The manatee dies during a rescue attempt; officials urge the public to help
Following the death of a manatee they were trying to save, mobile area rescuers are urging people to report sightings of vulnerable marine mammals, especially if they appear sick or in distress.
Manatees tend to migrate north and west along the Gulf Coast during the warmer months of the year, venturing into the Mobile area. If they fail to return to a warmer habitat on the Florida coast before winter arrives, they may find themselves stranded in waters too cold for them to tolerate.
It appears to be part of a manatee problem that caught the attention of rescuers last week, although the animal was found to have several other issues affecting its health.
According to information released Tuesday by the Dauphin Island Sea Lab, a fisherman reported sighting a manatee on Jan. 24 in Theodore Industrial Channel, south of Mobile, off the west shore of Mobile Bay. A team of employees from Sea Lab’s Manatee Sighting Network and the Alabama Marine Mammal Stranding Network determined that the animal needed help.
“The animal had skin discoloration which may be a sign of cold stress and was actively swimming but was unable to leave the area, making rescue a good option,” the DISL/ MSN, Dr. Ruth H. Carmichael. “We are always concerned about cold stress mortality at this time of year when water temperatures may be too cold for manatees to survive in Alabama.”
A rescue attempt began on January 26, “under the direction of the US Fish and Wildlife Service”. DISL/MSN staff and partners from SeaWorld Orlando and the Florida Fish and Wildlife Conservation Commission take the manatee to a boat, where he was treated by a veterinarian, but died on the way to a rehabilitation center .
An autopsy revealed the nine-foot-long male was in poor condition.
“While cold stress could have been enough to cause the manatee’s death, in this case there was more to the story. The manatee also suffered from chronic heart failure which resulted in severe lung disease,” said said Sea Lab veterinarian Dr Jennifer Bloodgood “This condition would have made it very difficult for the manatee to breathe and could have been exacerbated by cold water temperatures. Additionally, a plastic bag was found blocking the animal’s esophagus and likely preventing it from swallowing food.

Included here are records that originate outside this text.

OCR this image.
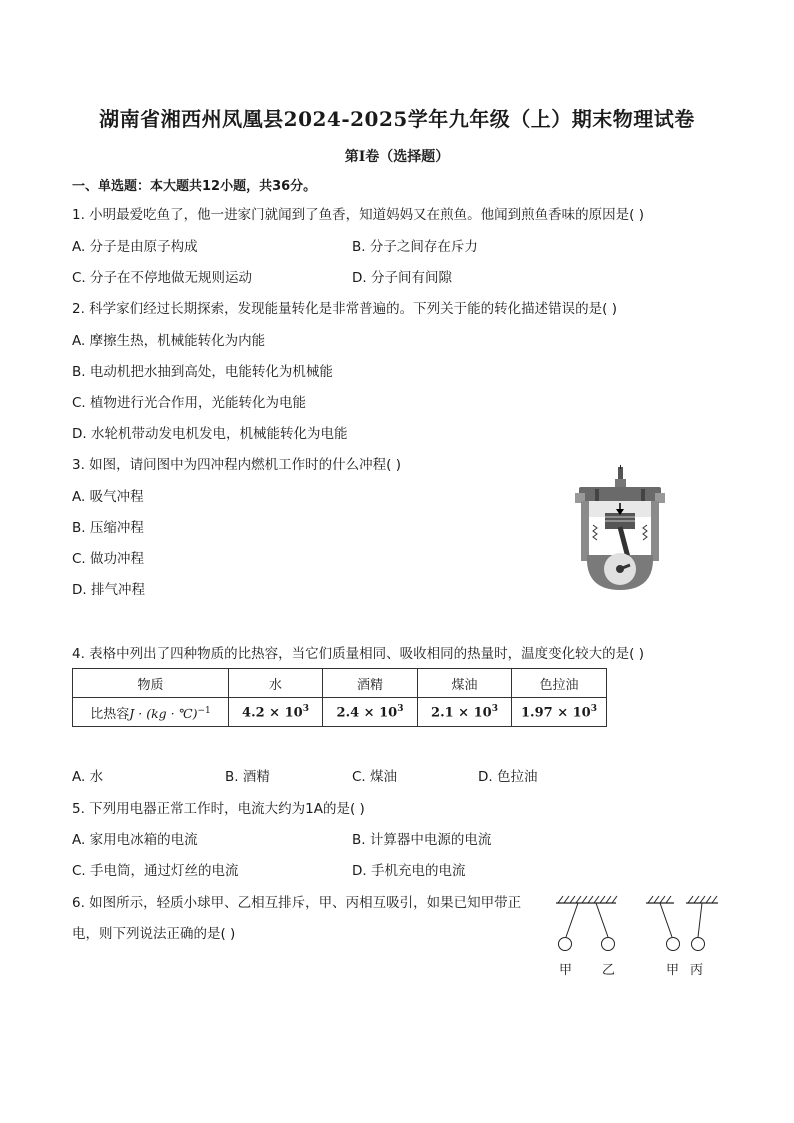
湖南省湘西州凤凰县2024-2025学年九年级（上）期末物理试卷
第I卷（选择题）
一、单选题：本大题共12小题，共36分。
1. 小明最爱吃鱼了，他一进家门就闻到了鱼香，知道妈妈又在煎鱼。他闻到煎鱼香味的原因是( )
A. 分子是由原子构成	B. 分子之间存在斥力
C. 分子在不停地做无规则运动	D. 分子间有间隙
2. 科学家们经过长期探索，发现能量转化是非常普遍的。下列关于能的转化描述错误的是( )
A. 摩擦生热，机械能转化为内能
B. 电动机把水抽到高处，电能转化为机械能
C. 植物进行光合作用，光能转化为电能
D. 水轮机带动发电机发电，机械能转化为电能
3. 如图，请问图中为四冲程内燃机工作时的什么冲程( )
A. 吸气冲程
B. 压缩冲程
C. 做功冲程
D. 排气冲程
4. 表格中列出了四种物质的比热容，当它们质量相同、吸收相同的热量时，温度变化较大的是( )
物质	水	酒精	煤油	色拉油
比热容J · (kg · ℃)$^{-1}$	$4.2 \times 10^3$	$2.4 \times 10^3$	$2.1 \times 10^3$	$1.97 \times 10^3$
A. 水	B. 酒精	C. 煤油	D. 色拉油
5. 下列用电器正常工作时，电流大约为1A的是( )
A. 家用电冰箱的电流	B. 计算器中电源的电流
C. 手电筒，通过灯丝的电流	D. 手机充电的电流
6. 如图所示，轻质小球甲、乙相互排斥，甲、丙相互吸引，如果已知甲带正
电，则下列说法正确的是( )
甲 乙	甲 丙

“In this case, prompt reporting allowed us to quickly enter the scene with the manatee and work with our partners to initiate a rescue operation,” Carmichael said. “Although this was not the outcome we were hoping for, our quick response may have given this animal the best chance of survival.”
Rescuers say it is especially important to report sightings during the winter months. Members of the public are asked to report sightings as soon as possible by calling 1-866-493-5803. If animals appear sick or in distress, choose the “urgent” reporting option when prompted. Non-emergency sightings can also be reported online at manatee.disl.org.